Monday, October 25, 2010

Billy Dell, one of the foremen on the Flatiron job in 1902

Today I was back at the Flatiron Building, where I always seem to end up, across the street at Eisenberg's Sandwich Shop. There I met with the great-grandson of Billy Dell, one of the foremen at the Flatiron construction site in 1902. When Thomas Farawell came across his great-grandfather's name while reading my book, he contacted me. Whenever my father and I walked past the Flatiron, Thomas told me today, he'd say, "Your great-grandfather built this!" Billy "Bull" Dell came to New York from Chicago with his pal Sam Parks, the violent and corrupt leader of the Ironworkers Union, whom George Fuller paid handsomely to keep his rank-and-file from striking at Fuller Company construction sites.
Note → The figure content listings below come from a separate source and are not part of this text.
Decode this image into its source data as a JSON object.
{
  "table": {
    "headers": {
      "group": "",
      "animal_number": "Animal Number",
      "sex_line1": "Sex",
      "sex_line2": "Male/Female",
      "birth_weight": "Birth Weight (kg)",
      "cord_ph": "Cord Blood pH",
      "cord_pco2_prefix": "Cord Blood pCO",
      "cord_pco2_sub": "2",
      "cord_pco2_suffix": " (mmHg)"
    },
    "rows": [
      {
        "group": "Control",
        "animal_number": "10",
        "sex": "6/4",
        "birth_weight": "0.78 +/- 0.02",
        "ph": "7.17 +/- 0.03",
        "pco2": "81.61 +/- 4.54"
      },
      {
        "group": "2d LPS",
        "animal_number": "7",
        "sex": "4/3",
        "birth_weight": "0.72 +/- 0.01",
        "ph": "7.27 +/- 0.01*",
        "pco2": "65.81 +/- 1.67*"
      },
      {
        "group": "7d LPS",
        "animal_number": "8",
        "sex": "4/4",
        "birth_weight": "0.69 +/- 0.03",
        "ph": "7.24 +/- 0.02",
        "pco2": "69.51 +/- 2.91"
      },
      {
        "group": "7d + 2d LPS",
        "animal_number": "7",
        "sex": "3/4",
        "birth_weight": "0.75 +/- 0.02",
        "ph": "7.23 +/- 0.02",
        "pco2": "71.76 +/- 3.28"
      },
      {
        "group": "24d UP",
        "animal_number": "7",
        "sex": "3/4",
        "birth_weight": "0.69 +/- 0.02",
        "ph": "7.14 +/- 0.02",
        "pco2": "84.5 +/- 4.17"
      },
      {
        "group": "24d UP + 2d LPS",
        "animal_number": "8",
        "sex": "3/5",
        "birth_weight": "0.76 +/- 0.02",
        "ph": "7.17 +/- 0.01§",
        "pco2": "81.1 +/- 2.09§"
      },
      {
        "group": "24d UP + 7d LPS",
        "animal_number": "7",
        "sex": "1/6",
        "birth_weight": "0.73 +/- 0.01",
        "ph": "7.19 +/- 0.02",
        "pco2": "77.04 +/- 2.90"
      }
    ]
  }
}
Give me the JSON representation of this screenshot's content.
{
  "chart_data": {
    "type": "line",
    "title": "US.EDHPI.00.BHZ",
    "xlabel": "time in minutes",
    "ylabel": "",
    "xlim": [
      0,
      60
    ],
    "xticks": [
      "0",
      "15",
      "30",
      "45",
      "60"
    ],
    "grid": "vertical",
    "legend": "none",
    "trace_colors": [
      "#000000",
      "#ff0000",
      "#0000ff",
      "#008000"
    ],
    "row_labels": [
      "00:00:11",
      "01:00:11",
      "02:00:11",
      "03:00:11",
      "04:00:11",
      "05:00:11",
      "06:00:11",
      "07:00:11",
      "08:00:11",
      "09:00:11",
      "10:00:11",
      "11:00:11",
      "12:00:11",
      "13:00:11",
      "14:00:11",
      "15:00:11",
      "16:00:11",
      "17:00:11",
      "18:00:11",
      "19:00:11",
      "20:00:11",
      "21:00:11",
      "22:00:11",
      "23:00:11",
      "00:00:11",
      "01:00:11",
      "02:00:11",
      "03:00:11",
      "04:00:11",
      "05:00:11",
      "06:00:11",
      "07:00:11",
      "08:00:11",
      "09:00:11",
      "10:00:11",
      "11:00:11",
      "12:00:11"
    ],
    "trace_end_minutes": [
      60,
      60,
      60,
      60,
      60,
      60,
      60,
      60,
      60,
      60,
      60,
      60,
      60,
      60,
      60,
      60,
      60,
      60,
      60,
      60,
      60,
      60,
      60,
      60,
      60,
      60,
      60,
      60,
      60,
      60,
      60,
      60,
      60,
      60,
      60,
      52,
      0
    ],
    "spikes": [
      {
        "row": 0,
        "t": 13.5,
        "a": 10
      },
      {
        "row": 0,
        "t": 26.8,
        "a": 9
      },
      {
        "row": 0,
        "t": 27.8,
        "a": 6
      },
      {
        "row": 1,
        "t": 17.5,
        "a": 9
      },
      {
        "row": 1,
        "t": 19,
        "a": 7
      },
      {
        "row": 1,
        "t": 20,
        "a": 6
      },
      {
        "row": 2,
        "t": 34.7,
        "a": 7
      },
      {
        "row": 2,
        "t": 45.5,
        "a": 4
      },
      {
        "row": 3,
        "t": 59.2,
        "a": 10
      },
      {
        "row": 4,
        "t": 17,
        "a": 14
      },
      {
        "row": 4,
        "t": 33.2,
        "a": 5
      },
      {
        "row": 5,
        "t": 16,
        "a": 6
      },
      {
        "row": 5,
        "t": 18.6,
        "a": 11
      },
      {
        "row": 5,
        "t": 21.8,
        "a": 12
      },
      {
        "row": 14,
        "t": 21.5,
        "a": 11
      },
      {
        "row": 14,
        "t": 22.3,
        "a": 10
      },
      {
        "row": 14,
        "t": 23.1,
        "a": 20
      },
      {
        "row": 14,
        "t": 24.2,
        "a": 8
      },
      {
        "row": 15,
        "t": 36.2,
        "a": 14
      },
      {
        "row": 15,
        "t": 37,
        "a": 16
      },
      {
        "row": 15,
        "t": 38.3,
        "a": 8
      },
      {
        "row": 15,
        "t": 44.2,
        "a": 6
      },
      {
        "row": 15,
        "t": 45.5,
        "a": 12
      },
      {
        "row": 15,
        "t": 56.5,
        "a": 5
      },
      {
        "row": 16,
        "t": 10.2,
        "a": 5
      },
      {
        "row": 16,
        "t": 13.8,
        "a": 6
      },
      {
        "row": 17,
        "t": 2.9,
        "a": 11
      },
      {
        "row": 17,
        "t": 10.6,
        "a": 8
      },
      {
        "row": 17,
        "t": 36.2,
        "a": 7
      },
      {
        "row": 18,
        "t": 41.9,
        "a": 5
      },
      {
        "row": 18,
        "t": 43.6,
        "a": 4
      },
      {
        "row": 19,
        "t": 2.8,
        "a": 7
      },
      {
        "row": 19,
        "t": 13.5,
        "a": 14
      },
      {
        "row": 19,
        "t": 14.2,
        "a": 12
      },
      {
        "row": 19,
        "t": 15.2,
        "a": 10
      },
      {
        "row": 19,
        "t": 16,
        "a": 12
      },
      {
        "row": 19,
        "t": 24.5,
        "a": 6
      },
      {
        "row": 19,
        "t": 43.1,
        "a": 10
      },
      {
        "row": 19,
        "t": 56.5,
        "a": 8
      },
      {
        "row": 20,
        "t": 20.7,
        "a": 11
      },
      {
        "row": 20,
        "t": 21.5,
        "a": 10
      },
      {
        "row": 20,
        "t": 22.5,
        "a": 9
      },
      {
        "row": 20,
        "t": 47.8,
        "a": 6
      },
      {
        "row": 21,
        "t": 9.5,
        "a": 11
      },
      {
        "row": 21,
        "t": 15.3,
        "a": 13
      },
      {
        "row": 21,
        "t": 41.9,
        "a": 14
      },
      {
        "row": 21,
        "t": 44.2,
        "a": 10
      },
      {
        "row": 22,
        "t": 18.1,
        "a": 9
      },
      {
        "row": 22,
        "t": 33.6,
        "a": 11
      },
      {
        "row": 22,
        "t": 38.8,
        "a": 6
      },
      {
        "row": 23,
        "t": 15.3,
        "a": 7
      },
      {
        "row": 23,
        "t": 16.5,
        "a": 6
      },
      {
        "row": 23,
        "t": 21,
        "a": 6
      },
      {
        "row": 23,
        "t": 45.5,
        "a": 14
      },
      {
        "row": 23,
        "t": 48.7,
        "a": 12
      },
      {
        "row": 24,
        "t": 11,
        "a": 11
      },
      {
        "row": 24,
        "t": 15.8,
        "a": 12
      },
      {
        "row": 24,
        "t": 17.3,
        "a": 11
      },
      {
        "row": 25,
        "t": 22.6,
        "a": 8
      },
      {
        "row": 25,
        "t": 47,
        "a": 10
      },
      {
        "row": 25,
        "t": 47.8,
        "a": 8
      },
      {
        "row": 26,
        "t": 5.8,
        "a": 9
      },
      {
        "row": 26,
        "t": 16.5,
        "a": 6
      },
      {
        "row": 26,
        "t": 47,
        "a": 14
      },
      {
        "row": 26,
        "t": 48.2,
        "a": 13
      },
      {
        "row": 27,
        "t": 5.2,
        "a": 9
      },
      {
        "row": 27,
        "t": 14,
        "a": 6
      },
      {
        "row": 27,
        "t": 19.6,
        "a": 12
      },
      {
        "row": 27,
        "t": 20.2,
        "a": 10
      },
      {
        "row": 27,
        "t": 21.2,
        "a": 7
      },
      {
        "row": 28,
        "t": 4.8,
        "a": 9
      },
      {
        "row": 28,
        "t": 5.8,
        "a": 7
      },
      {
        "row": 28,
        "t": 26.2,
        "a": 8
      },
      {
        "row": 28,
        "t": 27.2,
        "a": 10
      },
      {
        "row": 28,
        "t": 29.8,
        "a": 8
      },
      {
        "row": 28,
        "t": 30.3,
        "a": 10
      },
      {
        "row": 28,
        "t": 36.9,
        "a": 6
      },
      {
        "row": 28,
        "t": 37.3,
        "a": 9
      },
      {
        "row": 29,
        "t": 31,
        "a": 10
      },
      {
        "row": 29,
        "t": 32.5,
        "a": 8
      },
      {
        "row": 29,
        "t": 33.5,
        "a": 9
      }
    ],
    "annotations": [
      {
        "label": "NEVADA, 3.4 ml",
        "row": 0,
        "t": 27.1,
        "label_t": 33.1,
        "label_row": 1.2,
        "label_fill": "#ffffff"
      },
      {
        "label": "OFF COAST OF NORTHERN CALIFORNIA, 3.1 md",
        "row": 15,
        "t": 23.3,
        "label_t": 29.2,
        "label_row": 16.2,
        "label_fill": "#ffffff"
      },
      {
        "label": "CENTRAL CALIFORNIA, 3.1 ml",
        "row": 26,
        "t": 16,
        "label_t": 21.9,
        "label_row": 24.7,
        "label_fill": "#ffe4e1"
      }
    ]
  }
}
Thomas brought along a photo to show me: his great-grandfather seated with eight other men, all dressed in sharply pressed suits and high collars. Looks to have been taken sometime in the 1890s. Next to Dell sits Sam Parks. Thomas is desperate to know more about Bull Dell, who, Thomas said, started out as a union organizer working with Parks, who went about construction sites, "inviting" men to join the Ironworkers Union. Dell eventually had his own contracting company in the tony Trinity Building and a beautiful home on the best block in Jersey City, where all the politicians had their houses. So where, Thomas wonders, did Bull Dell get all that money? Mmmmmm...My parents, Thomas said, never talked about their grandfather's business. Although there were vague stories of Bull Dell keeping guns in his house, along with the beautiful silver and other objects that only rich people had.

What an interesting addendum to the story of the Flatiron, a reminder that stories beget more stories.